Psychological Safety and Mental Health

      • It seems clear there is no sense of psychological safety in the Heideberg lab. Thinking about the places where you feel like you belong and feel accepted and valued, what are elements in that environment that are missing from the Heideberg lab? How are those missing elements part of a lab culture?
      • One thing that is certain in science is that there will be mistakes in the work we’re doing. How can alab leader set the tone for using those mistakes as a learning opportunity?
      • How can the kind of feedback you get about a mistake inhibit or encourage true learning?
      • How can a lab head reasonably balance the expectation of good science (accurate results) with compassion for/acceptance of human fallibility?
      • What can a lab group reasonably do to respond to instances like what happened with Harold?

Proactive vs. Reactive

      • Being proactive means taking what steps you can to address problems before they arise, rather than reacting only after a stressful situation has formed.

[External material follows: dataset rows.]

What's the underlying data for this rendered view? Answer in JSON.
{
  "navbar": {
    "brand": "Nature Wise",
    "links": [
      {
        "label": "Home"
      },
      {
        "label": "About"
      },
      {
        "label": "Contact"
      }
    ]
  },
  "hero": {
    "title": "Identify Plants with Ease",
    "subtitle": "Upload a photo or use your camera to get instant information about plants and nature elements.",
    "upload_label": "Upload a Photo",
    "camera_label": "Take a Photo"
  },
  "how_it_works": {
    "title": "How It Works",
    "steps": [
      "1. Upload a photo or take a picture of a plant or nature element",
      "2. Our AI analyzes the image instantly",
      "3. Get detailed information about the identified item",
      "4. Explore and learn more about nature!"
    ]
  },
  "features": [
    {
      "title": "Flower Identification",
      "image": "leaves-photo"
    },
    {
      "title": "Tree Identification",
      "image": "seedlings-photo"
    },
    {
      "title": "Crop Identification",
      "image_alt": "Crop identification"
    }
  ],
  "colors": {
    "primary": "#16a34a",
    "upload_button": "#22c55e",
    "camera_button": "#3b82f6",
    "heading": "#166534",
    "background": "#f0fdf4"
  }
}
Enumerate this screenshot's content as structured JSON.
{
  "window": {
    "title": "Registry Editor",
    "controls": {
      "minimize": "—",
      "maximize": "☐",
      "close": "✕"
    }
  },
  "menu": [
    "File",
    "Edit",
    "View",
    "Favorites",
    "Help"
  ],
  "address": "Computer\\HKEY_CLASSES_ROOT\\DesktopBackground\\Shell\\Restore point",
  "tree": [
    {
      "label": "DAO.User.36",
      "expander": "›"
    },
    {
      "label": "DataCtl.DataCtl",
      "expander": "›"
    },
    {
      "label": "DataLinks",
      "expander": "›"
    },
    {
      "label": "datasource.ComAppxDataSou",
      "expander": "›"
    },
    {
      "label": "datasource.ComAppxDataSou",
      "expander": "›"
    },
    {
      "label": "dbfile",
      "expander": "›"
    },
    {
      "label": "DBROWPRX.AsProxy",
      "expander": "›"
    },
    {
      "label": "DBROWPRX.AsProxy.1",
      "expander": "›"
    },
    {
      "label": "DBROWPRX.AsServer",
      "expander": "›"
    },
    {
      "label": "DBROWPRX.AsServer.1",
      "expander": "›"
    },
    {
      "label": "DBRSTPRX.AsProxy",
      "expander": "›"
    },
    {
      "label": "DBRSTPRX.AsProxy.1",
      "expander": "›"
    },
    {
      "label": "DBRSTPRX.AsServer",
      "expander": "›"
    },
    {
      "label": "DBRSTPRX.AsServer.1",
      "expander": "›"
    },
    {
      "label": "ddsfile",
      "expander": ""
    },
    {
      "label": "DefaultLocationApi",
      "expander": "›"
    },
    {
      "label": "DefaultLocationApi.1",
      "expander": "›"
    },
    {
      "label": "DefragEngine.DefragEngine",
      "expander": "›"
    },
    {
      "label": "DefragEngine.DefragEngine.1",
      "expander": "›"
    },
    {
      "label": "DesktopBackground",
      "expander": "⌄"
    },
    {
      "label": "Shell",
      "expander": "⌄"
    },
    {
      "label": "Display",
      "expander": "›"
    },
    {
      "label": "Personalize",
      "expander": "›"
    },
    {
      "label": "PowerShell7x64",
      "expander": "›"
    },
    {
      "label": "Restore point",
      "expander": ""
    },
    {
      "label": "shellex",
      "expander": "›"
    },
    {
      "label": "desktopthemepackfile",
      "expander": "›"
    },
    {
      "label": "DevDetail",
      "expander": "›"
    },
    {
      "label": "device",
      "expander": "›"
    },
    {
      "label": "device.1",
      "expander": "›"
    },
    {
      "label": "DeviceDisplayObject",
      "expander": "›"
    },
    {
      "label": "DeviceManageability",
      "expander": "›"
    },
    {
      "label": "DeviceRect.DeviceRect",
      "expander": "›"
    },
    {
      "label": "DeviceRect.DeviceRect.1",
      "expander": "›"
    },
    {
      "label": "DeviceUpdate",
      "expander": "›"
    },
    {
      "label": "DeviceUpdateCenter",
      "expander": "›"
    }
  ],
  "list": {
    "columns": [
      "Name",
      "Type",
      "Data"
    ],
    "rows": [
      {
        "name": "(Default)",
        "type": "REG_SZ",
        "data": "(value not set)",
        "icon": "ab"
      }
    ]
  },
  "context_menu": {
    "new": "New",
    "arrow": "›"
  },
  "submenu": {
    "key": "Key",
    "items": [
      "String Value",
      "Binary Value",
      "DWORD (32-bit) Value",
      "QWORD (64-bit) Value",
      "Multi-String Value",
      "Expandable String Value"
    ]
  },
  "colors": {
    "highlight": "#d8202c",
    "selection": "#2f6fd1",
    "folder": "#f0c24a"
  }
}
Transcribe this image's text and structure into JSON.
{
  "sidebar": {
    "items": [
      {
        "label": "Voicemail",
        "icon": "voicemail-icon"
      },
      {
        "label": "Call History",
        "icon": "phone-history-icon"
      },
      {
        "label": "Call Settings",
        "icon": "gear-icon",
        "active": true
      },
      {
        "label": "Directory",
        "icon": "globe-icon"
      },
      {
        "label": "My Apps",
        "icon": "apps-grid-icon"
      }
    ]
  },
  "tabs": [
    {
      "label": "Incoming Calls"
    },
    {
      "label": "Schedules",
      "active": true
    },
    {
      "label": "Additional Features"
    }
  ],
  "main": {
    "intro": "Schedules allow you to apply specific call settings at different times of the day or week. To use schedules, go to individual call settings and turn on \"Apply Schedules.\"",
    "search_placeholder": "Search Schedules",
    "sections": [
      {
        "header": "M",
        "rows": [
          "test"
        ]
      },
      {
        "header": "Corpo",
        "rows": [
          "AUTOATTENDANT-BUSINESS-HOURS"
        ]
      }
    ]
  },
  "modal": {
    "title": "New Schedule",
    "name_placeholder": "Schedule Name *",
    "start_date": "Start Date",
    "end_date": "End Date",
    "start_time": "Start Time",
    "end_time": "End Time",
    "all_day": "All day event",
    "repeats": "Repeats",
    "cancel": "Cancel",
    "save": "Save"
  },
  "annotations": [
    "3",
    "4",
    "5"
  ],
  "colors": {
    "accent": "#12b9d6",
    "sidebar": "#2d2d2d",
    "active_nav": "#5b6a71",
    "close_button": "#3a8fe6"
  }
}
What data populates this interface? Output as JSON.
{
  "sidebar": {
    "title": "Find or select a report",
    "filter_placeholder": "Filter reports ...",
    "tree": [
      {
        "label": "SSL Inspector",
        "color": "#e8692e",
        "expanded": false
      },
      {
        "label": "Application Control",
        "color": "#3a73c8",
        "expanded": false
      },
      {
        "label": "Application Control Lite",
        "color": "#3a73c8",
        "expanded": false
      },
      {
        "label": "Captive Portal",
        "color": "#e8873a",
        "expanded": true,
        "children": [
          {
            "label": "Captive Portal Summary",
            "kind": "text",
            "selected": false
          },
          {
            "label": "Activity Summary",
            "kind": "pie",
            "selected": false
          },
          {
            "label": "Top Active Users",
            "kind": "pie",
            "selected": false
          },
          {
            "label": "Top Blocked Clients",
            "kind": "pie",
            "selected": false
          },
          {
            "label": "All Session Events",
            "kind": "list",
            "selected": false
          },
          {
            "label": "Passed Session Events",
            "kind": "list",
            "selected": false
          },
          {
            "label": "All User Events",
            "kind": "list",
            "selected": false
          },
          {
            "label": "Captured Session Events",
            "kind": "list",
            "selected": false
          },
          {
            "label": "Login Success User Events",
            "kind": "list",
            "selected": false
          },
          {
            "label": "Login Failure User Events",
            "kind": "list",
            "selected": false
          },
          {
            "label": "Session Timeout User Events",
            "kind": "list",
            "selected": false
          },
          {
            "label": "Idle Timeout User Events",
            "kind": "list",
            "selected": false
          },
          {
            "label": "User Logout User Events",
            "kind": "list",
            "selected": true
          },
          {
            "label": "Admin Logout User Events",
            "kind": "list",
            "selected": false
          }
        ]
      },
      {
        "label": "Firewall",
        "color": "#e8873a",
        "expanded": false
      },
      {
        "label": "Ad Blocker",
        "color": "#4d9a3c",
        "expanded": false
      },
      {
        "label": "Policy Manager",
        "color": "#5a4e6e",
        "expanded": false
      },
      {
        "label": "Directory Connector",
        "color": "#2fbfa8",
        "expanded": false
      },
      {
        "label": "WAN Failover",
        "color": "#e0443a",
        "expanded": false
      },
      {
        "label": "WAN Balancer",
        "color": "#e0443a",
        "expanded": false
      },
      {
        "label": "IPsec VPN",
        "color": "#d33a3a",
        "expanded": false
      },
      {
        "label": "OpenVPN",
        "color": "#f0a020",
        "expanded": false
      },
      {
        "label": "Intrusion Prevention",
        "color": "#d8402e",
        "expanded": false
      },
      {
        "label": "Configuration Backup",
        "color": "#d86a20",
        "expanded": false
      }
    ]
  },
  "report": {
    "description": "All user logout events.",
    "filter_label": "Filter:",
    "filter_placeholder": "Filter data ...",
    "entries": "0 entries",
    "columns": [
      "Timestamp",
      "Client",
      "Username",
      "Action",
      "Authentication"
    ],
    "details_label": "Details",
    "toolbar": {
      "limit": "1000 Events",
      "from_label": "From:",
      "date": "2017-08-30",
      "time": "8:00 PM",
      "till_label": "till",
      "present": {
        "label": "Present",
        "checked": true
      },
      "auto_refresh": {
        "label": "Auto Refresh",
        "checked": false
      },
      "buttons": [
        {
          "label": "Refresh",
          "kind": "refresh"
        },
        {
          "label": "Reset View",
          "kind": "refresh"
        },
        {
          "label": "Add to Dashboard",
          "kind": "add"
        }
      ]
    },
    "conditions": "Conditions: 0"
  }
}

While much of a lab’s climate is defined from the top down, lab members in every role participate in shaping the lab’s culture. Are you generally more proactive or reactive at work?
      • What are some proactive practices that you would like to see implemented in your lab? Topics in the film where proactive practices can help include data management guidelines, electronic notebooks and policies, mentoring compacts, protocols, and mentoring plans. Would any of those be helpful in your lab?

Owning Your Career

    • In thinking about Alex’s struggles to find a direction, how does one develop scientific independence? How does it change through the course of 1) a graduate program, and 2) a post-doc career?
    • Think about Alex’s storyline. How do you navigate the tension between learning to become an independent researcher versus being part of someone else’s lab? Does it change depending on your career stage and level of expertise?
    • In any one of your mentoring relationships, is the mentoring that you get from your PI responsive to your needs and current development? If not, what can you do to express your needs in a way to get them better addressed?